Так важная комиссия по увековечиванию вконец потеряла почву под ногами.
Все ждали меня, чтобы я вынесла свой вердикт.
Я выступила в телепередаче Куры и шагала в приподнятом настроении. С набережной доносились музыка, шум прибоя, запах турецкого кофе. Люди узнавали меня, улыбались, окликали:
– Вот ты говорила о Дауре, а я знал его, интерррр-ресный был мужик, но СВОЕОБРРАЗНЫЙ…
Лукавые и простодушные, цыганистые, отрешенные, исполненные зловещего обаяния – навстречу мне шествовали герои «Золотого колеса». В тени раскидистой шелковицы за густой цитрусовой изгородью держали совет умудренные старец Батал и полу-старец Платон, имевший в молодости пагубное пристрастие к конокрадству. Стремительно промчался мимо на велосипеде неутомимый миротворец мосье Крачковски, за ним в клубах дорожной пыли бежала говорящая дворняга Мазакуаль.
Номенклатурные работники, мудрецы, поэты божьей милостью и романтические бандиты останавливали меня на каждом шагу, рассказывая байки о Дауре, накрывали столы, наливали чачу…
– Ты нам показала Даура с какой-то другой стороны, – говорили мне, – мы ведь не знали! Он свой, наш, и вдруг оказывается, он у нас великий писатель…
Пятками наперед под кронами расцветающих магнолий ступала Владычица Рек и Вод.
– Все эти годы – война и все остальное, – бормотала она, – мы совсем не говорили о любви… Ты нам напомнила о ней!
И в гуле греческого хора послышался знакомый хрипловатый голос корифея:
– …Мне показалось, ты меня стала забывать Мариночка, моя золотая, хотелось как-то напомнить о себе н е н а в я з ч и в о…
«…Райские птицы летали косяками над небом Абхазии».
«А Истина, – так говорил Даур, – заключается в том… в чем она заключается!»
Рина Зеленая
ХХ век
Десять лет спустя…
Двадцать лет спустя…
Тридцать лет спустя…
…дитя.
Я ищу осколки, обрывки, клочки, все, что заключает в себе хотя бы крупицу драгоценного металла –
Меня интересуют чудеса этой жизни – в зримом и незримом.
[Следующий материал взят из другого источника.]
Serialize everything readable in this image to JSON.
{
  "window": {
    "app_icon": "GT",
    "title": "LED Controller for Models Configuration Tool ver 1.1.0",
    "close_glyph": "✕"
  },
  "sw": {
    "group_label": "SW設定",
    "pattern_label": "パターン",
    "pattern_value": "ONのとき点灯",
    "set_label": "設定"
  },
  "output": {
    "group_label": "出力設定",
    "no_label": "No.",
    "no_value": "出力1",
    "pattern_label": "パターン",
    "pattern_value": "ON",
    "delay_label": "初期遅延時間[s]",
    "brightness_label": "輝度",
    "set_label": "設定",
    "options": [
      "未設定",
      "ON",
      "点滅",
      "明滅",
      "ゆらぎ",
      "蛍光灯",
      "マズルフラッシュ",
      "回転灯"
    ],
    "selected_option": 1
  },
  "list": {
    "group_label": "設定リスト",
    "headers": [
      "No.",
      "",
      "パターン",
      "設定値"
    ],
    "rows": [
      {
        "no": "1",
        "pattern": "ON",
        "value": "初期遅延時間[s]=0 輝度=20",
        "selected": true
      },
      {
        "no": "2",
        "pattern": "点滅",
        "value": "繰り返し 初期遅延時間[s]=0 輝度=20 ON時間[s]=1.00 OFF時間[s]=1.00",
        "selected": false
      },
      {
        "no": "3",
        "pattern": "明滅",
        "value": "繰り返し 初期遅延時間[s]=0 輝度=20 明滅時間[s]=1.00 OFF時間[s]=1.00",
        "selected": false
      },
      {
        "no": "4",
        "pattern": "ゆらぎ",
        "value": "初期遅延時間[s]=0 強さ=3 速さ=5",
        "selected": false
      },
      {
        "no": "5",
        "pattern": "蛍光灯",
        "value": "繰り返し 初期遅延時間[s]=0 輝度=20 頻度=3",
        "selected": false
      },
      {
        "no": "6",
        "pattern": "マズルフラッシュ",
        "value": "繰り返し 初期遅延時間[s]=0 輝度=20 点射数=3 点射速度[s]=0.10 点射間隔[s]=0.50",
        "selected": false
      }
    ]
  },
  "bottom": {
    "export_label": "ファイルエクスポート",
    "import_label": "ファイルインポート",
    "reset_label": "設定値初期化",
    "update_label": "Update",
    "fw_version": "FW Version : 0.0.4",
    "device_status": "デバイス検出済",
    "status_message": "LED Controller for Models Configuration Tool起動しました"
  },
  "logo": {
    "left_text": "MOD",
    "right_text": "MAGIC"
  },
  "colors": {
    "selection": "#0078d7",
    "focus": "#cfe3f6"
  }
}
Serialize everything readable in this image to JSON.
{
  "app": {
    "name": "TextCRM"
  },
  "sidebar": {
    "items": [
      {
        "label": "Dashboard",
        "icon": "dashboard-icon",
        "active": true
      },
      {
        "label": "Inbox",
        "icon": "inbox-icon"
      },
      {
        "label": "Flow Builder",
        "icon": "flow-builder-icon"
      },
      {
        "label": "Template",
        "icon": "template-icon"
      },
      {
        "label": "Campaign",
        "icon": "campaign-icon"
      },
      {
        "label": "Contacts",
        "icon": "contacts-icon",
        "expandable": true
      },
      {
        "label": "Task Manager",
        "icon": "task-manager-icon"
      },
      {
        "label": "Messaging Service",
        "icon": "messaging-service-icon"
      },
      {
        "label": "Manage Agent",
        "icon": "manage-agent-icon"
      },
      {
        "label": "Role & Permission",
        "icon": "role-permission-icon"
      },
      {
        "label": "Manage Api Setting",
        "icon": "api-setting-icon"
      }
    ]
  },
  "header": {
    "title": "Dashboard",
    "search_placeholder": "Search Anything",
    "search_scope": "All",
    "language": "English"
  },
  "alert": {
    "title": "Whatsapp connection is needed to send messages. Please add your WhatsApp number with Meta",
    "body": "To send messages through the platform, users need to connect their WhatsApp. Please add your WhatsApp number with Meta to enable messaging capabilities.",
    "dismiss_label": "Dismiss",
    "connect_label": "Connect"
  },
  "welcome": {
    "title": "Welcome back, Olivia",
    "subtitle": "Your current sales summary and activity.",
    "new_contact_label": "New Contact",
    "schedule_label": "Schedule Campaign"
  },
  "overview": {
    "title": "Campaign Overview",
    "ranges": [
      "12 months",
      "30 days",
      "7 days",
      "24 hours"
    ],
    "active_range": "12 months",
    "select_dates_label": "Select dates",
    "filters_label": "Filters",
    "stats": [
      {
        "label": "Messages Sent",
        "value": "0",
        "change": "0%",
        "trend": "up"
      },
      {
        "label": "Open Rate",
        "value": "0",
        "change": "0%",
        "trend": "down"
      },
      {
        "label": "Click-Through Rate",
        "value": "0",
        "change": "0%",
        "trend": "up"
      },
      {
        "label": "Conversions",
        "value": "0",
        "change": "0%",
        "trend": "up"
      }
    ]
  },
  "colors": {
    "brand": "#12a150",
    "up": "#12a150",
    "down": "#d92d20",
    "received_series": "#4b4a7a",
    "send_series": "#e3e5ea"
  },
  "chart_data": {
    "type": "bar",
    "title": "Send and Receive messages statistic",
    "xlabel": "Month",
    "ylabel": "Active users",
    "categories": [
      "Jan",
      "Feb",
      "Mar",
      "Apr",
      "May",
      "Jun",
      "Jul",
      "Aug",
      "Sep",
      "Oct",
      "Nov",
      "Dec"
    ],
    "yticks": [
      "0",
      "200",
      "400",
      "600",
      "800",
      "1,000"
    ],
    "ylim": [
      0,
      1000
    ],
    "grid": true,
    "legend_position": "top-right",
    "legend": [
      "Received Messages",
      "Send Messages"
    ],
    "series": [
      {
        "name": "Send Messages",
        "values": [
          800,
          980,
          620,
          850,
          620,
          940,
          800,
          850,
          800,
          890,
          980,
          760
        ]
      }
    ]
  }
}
Таинственные человеческие существа, которые становятся источником мощных потоков иррационального.
Такой была актриса Джульетта Мазина, такими были ее Джельсомина и Кабирия у Федерико Феллини. В межцарствии между мирами – враждебном и до потерянности нежном – жила рядом со мной гениальная артистка Рина Васильевна Зеленая.
Ее боготворили все – от академика до распоследнего забулдыги. Как я осмелилась ей позвонить? Восьмидесятилетней актрисе! И зазывать не на заглавную роль в художественный фильм, чего она всегда ждала. А в какую-то детскую телепередачу!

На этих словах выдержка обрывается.